With the NHS facing spiralling costs, reform to clinical negligence claims should not be seen as controversial, says Stephen Hines, president of the Forum of Insurance Lawyers.
When the NHS Confederation wrote to Justice Secretary David Gauke in January, the letter’s contents stirred some in the legal industry to comment publicly and negatively about the conduct of clinical negligence claims by defendants and their lawyers, and voice concerns about the government’s focus on reducing claim costs rather than the incidence of claims.
The NHS suffers claims inflation from many angles - the National Audit Office’s prediction that the cost of clinical negligence claims will be £3.2bn by 2020 to 2021 is alarming when, in 2010 to 2011, it was less than £900m.
The reduction of the discount rate to minus 0.75% has played a major part in the continuation of the increased cost of claims, as do claimant legal costs, which continue to increase relentlessly. Indeed, costs are up to almost £500m in 2016 to 2017, an increase of 19% when compared with the previous year, notwithstanding significant legal changes in 2013 designed to assuage them.
In 2016 to 2017, NHS Resolution settled 6533 claims with no payment of damages; yet such claims carry a significant, hidden additional cost to the NHS – doctors and nurses involved in those claims will have spent time away from their frontline jobs, which has an obvious knock-on effect for the provision of care to other patients.

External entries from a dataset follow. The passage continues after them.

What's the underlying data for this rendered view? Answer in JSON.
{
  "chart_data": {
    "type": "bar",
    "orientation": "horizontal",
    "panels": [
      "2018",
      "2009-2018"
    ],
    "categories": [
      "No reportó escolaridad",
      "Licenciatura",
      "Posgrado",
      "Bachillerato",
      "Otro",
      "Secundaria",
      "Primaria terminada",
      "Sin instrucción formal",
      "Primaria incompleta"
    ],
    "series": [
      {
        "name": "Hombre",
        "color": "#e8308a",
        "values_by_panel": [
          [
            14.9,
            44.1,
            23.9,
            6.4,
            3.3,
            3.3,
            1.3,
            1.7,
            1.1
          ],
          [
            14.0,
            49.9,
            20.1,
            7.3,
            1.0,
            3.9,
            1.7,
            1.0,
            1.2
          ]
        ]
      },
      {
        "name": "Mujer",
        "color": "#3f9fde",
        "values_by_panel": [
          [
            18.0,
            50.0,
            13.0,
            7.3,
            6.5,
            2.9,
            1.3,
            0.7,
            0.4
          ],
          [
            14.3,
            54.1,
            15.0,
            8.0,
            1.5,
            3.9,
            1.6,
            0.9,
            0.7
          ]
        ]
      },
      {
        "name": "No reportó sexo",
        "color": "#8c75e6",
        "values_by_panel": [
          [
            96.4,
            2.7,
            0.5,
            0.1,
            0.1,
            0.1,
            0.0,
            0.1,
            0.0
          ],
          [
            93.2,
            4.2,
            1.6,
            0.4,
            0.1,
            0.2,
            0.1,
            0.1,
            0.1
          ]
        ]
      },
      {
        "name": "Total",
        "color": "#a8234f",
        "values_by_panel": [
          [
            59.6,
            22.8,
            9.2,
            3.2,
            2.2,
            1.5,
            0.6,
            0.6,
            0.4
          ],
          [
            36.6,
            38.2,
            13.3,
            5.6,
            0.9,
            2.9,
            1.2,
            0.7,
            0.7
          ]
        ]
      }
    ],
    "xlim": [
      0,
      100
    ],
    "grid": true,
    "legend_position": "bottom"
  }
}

Of course, the outcome of negligence is often devastating - to then be involved in protracted litigation is the last thing needed. Streamlining the claims process and reducing this burden on claimants and NHS staff and resources must be a priority. To that end, following an earlier pilot, NHS Resolution introduced a mediation scheme to settle claims outside the traditional court process, saving costs for all concerned.
Much other work is underway to improve learning from incidents - since 1 April 2017, providers of maternity care have been required to report all incidents of potentially severe brain injury at birth to NHS Resolution, which has already resulted in admissions and financial support being offered to families. Also, in September 2017, NHS Resolution published its Five years of cerebral palsy claims report, which made various recommendations to make maternity care safer.
NHS Resolution also now has a dedicated Safety and Learning Team in place supporting Trusts to learn from adverse incidents. It is, therefore, misleading, unfair and unhelpful for the claimant lobby to make lesson-learning and defendant-conduct the focus of their contribution to the debate. Progress in making reform is likely to be accelerated if claimant and defendant teams collaborate to improve patient safety.
It seems clear that clinical negligence claims need root and branch reform. The call for reform is not new and it should not be seen as controversial. With the work on implementing changes to lower value personal injury claims now well under way, it is right to refocus the reform agenda.
In her Times column, Many NHS victims should settle for apology, broadcaster Clare Foges argued any reform needs to go deeper than the numbers, not least because of the additional time and investigatory costs incurred as a result of medical practitioners’ anxieties surrounding clinical negligence claims. In any event, as mentioned in a speech to the Personal Injury Bar Association in November, Lord Sumption’s predicted statutory measure of damages is one that needs serious consideration.